HAZMAT truck drivers receive special training, and the tanks and containers used to transport hazardous materials are designed to resist spills, ruptures and punctures. Despite these safeguards, people who share the highway with HAZMAT truck face real risks of being not only injured in a collision, but exposed to toxic, corrosive and radioactive substances.

Should you find yourself in such a potentially deadly situation, here are three actions to take immediately.

  • Put as much distance between yourself and the crash scene as possible. If you can move your vehicle, do so. Run away if necessary. Poisonous gases and fumes that can cause irreversible damage to your airway are risks during all HAZMAT situations. That is in addition to any dangers from fires, explosions and getting chemicals on your skin.

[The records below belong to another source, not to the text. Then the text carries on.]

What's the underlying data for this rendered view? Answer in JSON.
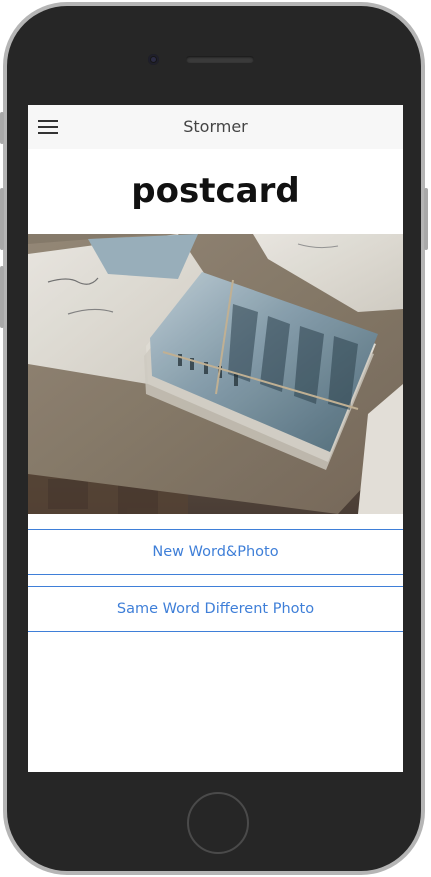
{
  "header": {
    "title": "Stormer",
    "menu_icon": "hamburger-menu-icon"
  },
  "main": {
    "word": "postcard",
    "photo_subject": "",
    "buttons": {
      "new_word_photo": "New Word&Photo",
      "same_word_different_photo": "Same Word Different Photo"
    }
  },
  "colors": {
    "accent": "#3f7fd8",
    "header_bg": "#f7f7f7",
    "device_frame": "#262626"
  }
}
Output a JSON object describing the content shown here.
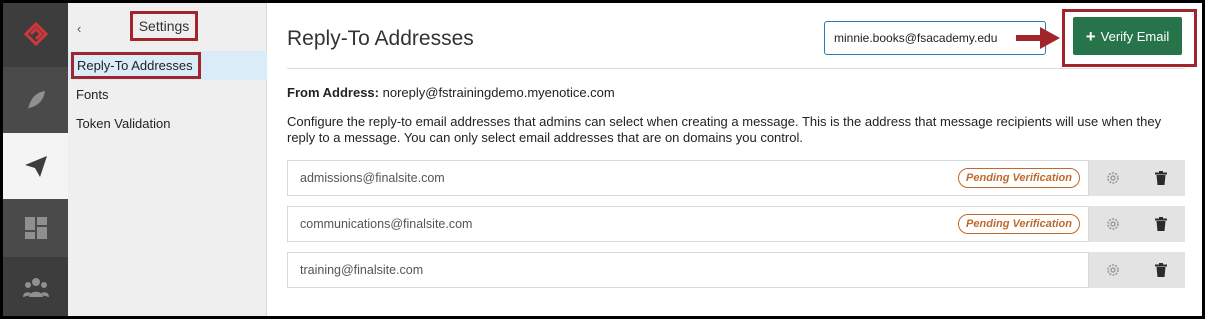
{
  "rail": {
    "items": [
      "logo-icon",
      "feather-icon",
      "send-icon",
      "dashboard-icon",
      "people-icon"
    ],
    "colors": {
      "logo": "#d1363c",
      "icon": "#8f8f8f",
      "active_icon": "#3d3d3d"
    }
  },
  "sidebar": {
    "back": "‹",
    "title": "Settings",
    "items": [
      {
        "label": "Reply-To Addresses",
        "active": true
      },
      {
        "label": "Fonts",
        "active": false
      },
      {
        "label": "Token Validation",
        "active": false
      }
    ]
  },
  "main": {
    "title": "Reply-To Addresses",
    "email_input_value": "minnie.books@fsacademy.edu",
    "verify_button": {
      "plus": "+",
      "label": "Verify Email"
    },
    "from_label": "From Address:",
    "from_value": "noreply@fstrainingdemo.myenotice.com",
    "description": "Configure the reply-to email addresses that admins can select when creating a message. This is the address that message recipients will use when they reply to a message. You can only select email addresses that are on domains you control.",
    "addresses": [
      {
        "email": "admissions@finalsite.com",
        "status": "Pending Verification"
      },
      {
        "email": "communications@finalsite.com",
        "status": "Pending Verification"
      },
      {
        "email": "training@finalsite.com",
        "status": ""
      }
    ]
  },
  "colors": {
    "annotation": "#a1252b",
    "verify_button": "#27744a",
    "pending": "#c0692a",
    "active_nav": "#d9ecf7"
  }
}
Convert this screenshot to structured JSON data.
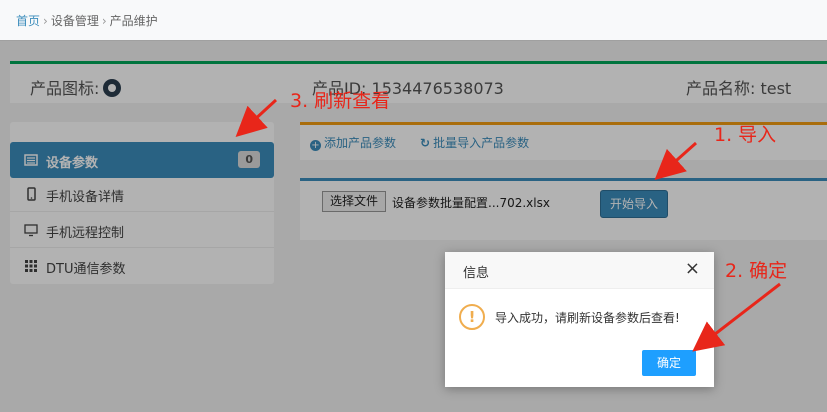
{
  "breadcrumb": {
    "home": "首页",
    "section": "设备管理",
    "current": "产品维护"
  },
  "product": {
    "icon_label": "产品图标:",
    "id_label": "产品ID: 1534476538073",
    "name_label": "产品名称: test"
  },
  "menu": {
    "items": [
      {
        "label": "设备参数",
        "badge": "0",
        "icon": "list-icon"
      },
      {
        "label": "手机设备详情",
        "icon": "mobile-icon"
      },
      {
        "label": "手机远程控制",
        "icon": "monitor-icon"
      },
      {
        "label": "DTU通信参数",
        "icon": "grid-icon"
      }
    ]
  },
  "toolbar": {
    "add_label": "添加产品参数",
    "bulk_import_label": "批量导入产品参数"
  },
  "upload": {
    "choose_file_label": "选择文件",
    "file_name": "设备参数批量配置...702.xlsx",
    "start_import_label": "开始导入"
  },
  "dialog": {
    "title": "信息",
    "message": "导入成功，请刷新设备参数后查看!",
    "ok_label": "确定",
    "close_symbol": "×"
  },
  "annotations": {
    "step1": "1. 导入",
    "step2": "2. 确定",
    "step3": "3. 刷新查看"
  },
  "colors": {
    "primary": "#3c8dbc",
    "success": "#00a65a",
    "warning": "#f39c12",
    "dialog_ok": "#1e9fff",
    "annotation": "#e8261a"
  }
}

  • Report the HAZMAT situation to police and EMTs. Make sure that the 911 dispatcher you call understands that first responders will encounter hazardous materials. This protects the individuals who rush to the crash scene to provide aid. It also ensures that police, firefighters and medical personnel will arrive with the tools and equipment needed to address the situation.
  • Get checked out for skin, eye and lung exposures. Accept an EMT’s offer to screen you for health problems or visit your doctor soon after leaving the crash scene. Even very small and brief exposures to some types of hazardous materials will do serious, long-lasting damage. Receiving proper decontamination and quick treatment can prevent major health problems down the line.